Рязанка (Приставкин) - страница 95

А потом нам рассказали про театр, про крепостную актрису, которая была женой графа и в этом театре играла. Нам показали портрет этой актрисы, очень красивой женщины, она вовсе не казалась нам бедной и несчастной. В руках она держала букетик цветов.

— Это она в роли, — странно произнесла Анна Михайловна, и тут среди прохладных залов и гуляющих сквозняков она так сильно закашлялась, что не смогла с нами ходить, а вышла и ждала нас на выходе, у ящика, куда люди складывали тряпочные тапочки.

— Ну, понравилось? — спросила учительница, и мы закричали все хором, что очень, что завтра мы опять хотим всем классом в музей идти!

Анна Михайловна тихо засмеялась и пообещала когда-нибудь повезти нас в Москву.

И мы доехали до Люберец и разошлись. Было еще непривычно рано, и, проходя по полю от станции к дому, я нарвал каких-то цветов.

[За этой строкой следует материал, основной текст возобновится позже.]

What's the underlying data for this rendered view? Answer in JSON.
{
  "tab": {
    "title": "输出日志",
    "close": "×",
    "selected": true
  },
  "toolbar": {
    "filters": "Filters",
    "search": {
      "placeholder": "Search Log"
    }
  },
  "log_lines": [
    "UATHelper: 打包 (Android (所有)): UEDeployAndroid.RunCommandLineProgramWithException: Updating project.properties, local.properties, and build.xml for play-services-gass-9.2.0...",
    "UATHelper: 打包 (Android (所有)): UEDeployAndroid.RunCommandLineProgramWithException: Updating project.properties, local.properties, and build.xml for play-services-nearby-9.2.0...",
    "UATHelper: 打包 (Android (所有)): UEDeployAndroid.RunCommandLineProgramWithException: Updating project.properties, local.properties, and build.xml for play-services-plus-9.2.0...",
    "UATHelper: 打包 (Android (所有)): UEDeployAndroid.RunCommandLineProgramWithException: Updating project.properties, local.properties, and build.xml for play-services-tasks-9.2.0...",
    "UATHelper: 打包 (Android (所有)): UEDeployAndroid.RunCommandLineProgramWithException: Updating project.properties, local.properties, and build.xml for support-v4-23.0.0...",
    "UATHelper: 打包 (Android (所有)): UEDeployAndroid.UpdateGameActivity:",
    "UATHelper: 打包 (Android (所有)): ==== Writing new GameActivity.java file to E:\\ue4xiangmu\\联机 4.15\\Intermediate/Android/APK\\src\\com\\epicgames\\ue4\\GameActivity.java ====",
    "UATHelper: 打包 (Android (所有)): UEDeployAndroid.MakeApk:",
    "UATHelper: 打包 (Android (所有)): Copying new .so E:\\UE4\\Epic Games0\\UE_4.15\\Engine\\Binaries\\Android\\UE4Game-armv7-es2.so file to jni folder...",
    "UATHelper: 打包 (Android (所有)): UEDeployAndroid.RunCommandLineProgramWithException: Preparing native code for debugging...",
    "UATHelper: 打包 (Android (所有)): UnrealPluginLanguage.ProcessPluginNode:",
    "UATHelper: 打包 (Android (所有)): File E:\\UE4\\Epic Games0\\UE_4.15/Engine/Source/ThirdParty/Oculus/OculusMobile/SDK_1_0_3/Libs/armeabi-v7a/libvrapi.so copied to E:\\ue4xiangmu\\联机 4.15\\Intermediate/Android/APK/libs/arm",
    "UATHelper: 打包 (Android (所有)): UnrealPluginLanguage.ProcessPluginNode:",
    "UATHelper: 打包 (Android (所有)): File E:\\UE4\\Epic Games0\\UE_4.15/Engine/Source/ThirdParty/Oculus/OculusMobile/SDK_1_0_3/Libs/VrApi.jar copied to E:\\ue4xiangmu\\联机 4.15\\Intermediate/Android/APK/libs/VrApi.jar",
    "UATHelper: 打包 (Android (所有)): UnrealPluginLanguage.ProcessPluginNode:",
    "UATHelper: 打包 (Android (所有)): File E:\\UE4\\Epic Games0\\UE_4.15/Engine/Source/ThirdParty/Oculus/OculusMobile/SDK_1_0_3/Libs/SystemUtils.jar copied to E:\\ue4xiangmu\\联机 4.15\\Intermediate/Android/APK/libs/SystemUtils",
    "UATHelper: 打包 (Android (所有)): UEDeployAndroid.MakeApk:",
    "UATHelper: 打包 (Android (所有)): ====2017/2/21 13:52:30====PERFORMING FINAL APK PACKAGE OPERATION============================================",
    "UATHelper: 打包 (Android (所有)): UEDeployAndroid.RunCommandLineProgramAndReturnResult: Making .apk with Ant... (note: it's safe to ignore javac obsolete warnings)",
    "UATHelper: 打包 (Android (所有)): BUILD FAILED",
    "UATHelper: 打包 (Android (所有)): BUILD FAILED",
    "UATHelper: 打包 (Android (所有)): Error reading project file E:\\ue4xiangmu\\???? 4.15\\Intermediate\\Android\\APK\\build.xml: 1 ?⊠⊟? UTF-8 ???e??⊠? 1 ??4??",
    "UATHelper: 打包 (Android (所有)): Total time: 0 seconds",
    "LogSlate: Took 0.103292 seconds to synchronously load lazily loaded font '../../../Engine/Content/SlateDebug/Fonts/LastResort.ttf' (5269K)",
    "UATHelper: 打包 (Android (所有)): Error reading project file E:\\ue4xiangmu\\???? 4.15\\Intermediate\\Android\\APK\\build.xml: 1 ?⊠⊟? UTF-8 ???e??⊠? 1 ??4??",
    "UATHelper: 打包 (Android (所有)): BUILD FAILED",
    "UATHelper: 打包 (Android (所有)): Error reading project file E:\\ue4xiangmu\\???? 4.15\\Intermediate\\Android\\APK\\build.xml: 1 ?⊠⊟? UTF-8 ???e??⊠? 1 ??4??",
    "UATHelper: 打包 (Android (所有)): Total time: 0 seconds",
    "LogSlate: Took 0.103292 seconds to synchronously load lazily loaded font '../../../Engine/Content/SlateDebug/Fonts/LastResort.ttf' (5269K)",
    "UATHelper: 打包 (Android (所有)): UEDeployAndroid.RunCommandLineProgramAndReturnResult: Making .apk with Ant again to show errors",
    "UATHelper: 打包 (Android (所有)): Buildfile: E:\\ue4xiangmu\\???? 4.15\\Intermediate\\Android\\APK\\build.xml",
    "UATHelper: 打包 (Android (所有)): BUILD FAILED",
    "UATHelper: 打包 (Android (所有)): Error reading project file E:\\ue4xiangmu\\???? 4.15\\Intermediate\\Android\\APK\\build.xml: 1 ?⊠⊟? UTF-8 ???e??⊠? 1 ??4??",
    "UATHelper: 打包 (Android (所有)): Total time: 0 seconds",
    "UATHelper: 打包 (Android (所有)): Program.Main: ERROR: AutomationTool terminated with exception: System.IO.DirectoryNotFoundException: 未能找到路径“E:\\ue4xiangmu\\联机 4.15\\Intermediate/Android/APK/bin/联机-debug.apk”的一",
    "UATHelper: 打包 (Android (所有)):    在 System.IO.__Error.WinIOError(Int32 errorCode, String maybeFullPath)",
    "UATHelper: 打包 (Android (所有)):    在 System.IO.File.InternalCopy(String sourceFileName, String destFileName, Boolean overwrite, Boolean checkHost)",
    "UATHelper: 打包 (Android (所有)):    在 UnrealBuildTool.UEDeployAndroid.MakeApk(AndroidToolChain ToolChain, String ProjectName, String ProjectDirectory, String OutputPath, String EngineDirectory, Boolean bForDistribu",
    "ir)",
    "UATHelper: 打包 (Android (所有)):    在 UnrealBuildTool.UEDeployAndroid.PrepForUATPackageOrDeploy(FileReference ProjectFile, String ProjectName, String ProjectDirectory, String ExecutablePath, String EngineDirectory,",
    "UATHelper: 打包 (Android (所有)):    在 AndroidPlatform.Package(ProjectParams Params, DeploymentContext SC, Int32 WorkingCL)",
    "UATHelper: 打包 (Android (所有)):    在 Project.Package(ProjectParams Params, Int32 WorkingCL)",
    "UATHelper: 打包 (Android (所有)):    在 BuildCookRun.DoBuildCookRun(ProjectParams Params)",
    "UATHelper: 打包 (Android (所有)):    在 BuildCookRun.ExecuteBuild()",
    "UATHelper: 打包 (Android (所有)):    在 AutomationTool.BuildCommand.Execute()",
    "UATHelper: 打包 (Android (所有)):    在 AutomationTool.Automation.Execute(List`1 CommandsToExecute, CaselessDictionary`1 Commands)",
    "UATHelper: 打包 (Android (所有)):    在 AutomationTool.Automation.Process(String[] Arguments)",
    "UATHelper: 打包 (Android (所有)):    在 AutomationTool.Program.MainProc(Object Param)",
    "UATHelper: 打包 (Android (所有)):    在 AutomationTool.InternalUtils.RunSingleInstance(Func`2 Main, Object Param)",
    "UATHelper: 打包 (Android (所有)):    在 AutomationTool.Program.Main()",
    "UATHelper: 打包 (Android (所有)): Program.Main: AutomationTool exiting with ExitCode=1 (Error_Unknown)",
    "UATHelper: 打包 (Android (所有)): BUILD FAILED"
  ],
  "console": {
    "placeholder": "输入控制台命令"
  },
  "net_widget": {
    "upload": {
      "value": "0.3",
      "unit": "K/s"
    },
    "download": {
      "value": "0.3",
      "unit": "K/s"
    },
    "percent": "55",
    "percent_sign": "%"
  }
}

Мама встретила меня тревожно. Она всегда тревожилась, когда я уходил из дома, но увидела цветы и растерялась: «Что это?» И вдруг расплакалась, Я ничего не понял, но вот сейчас думаю, что эти цветы как-то связаны с музеем, с учительницей, с портретом актрисы… С этим синим праздничным днем.

Но откуда я мог тогда понимать, что я дарил маме первые и последние, и единственные в ее жизни цветы, и оставалось ей жить на свете всего три месяца, и она, вероятно, догадывалась, а может быть, знала об этом.

Кто, кто в теремочке живет?

Вернемся к дому, тому самому, что имеет подвал, чулан и крошечную комнату, где проживаем мы с отцом и мамой.

Отца сюда поселили от завода как бы против воли хозяев. Это я узнаю позже. Но я и тогда чувствовал, что мы чужие, и с моими родителями хозяева, то есть тетя Таня и дядя Ваня, не дружат. Они дружат с нашими соседями Воронцовыми, которые приходятся им дальними родственниками.

Был случай, который я запомнил: хозяева справляли Пасху (вот теперь я вспомнил и чердак, на нем хранились разные доски, связанные кожаным ремнем, для украшения этой самой Пасхи), и меня угостили сладким-пресладким куском от огромной, похожей на белый дворец, сырковой пасхи. Но при этом запомнилось еще сильней — Саше Воронцову дали в подарок монпансье в цветной и круглой жестяной банке, а мне не дали!

Уж как я изгилялся, как крутился-вертелся, разве что глазами не ел дядю Ваню, но ничего мне не перепало. Это было горькое открытие о неравном к нам отношении.

Живя рядом с семьей Саши, у которого папа военный, а мама инженер-конструктор по текстилю, я и так ощущаю разницу между нами. Нами и нашими семьями.

Она начиналась с комнат: у них три, а у нас одна и притом крохотуля.